Employee (D) was interviewed on 4/7/2011 at 10:15 a.m. and indicated that after she was notified regarding the increased access to medications from the Omnicell by employee (E), she compared a sample of medications being taken out of Omnicell for specific patients by employee (E) to the specific patients' medication administration records (MARs), which are documented in EPIC (the hospital's electronic medical record). Employee (D) identified that on multiple occasions employee (E) would remove four to six doses of a controlled medication out of Omnicell and document in EPIC that she administered two doses to the patient. When asked regarding the security of controlled medications, she indicated that the medications are kept in a secured area and are restricted by a code and the hospital reviews the Omnicell "Dispensing Practices Report" periodically. She indicated that she was not aware of any other security measures for the controlled medications.
According to the interview with employee (C) on 04/07/11 at 11:10 a.m. EPIC and Omnicell are two different computerized systems and do not share information. Therefore, the only way to identify discrepancies between doses of medication being removed from Omnicell and doses of medication being recorded in each patients MAR is to go through the separate systems manually and compare the Omnicell report to each individual patient's MAR in EPIC.
According the interview with employee (D) on 4/7/2011 at 10:15 a.m. and documentation review of the hospital's identified drug diversions from April 2010 through April 2011, following the drug diversion that was identified with employee (E) in July 2010, a second case of employee drug diversion was identified in April of 2011.
Employees (C) and (D) indicated that after a concern was raised regarding possible employee drug diversion in the beginning of April 2011 in relation to PCA pumps/Hydromorphone, an Omnicell "Dispensing Practices Report" for the narcotic keys kept in the Omnicell for the PCA pumps/Hydromorphone was generated. The employees indicated that prior to April 2011, the hospital did not review the key report because no concerns had been raised in the past. When the report was reviewed, it was revealed that employee (F)/nurse had accessed the keys significantly more than his peers, including accessing the keys on numerous occasions when he was not scheduled to provide patient care. Employee (F) was confronted regarding the Omnicell "Dispensing Practices Report," and he confessed to diverting Hydromorphone.
Documentation of the Omnicell "Dispensing Practices Report" for removal of the narcotic keys from 06/01/2010 through 2/28/2011 was reviewed and revealed that on 163 transaction days employee (F) removed the keys 246 times.

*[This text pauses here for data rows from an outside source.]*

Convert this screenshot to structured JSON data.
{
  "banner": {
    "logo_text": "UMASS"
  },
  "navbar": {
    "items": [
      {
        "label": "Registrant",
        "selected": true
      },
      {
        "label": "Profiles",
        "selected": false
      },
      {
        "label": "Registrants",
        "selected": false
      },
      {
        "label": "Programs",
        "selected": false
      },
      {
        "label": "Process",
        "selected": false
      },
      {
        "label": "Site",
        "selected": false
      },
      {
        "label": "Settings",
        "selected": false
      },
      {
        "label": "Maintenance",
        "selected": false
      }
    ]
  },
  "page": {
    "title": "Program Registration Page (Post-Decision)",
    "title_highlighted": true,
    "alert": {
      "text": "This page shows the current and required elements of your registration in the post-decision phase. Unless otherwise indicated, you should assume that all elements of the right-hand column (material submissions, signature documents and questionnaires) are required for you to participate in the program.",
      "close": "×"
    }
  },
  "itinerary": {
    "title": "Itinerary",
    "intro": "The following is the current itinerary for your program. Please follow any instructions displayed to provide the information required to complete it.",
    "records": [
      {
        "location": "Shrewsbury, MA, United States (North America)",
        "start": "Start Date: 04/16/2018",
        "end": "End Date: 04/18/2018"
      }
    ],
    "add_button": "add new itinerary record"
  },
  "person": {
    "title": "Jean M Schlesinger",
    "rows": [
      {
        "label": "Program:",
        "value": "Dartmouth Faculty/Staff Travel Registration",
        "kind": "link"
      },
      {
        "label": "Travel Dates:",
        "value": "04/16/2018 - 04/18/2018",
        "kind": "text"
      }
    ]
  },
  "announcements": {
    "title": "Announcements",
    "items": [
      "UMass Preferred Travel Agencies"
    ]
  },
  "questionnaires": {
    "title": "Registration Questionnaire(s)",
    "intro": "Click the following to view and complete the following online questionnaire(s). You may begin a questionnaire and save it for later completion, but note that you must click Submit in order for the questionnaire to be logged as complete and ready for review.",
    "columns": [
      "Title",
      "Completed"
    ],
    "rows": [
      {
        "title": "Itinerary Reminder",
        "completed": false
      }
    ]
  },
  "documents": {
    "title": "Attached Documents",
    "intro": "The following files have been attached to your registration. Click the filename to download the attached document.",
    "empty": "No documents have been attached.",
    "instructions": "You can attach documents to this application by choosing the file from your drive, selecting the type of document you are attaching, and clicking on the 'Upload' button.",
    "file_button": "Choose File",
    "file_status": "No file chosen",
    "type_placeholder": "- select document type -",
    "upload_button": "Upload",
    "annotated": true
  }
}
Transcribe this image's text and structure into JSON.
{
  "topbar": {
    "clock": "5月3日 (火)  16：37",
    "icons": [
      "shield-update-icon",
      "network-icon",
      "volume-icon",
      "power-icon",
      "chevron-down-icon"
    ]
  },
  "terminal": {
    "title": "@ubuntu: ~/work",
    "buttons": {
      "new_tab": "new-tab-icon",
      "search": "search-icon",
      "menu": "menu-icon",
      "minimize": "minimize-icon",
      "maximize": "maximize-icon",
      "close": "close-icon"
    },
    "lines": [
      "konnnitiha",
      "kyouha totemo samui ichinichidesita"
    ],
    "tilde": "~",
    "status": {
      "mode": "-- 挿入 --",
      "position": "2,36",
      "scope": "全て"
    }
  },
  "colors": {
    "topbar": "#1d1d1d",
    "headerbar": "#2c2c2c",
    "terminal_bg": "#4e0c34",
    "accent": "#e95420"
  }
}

When asked regarding the hospital's system for decreasing the risk of drug diversion and ensuring the security of controlled medications, employees (B), (C), (D), (G)/administrative staff, and (F)/administrative staff all indicated during the site investigation between 04/06/2011 and 04/07/2011 that the current system is to review the Omnicell "Dispensing Practices Report" at least every three months. When asked if there was a system to identify a concern regarding the security of medications or drug diversion between the three months when reports are reviewed, they all reiterated that the current system is to review the reports. No other system was in place unless a concern was brought to their attention.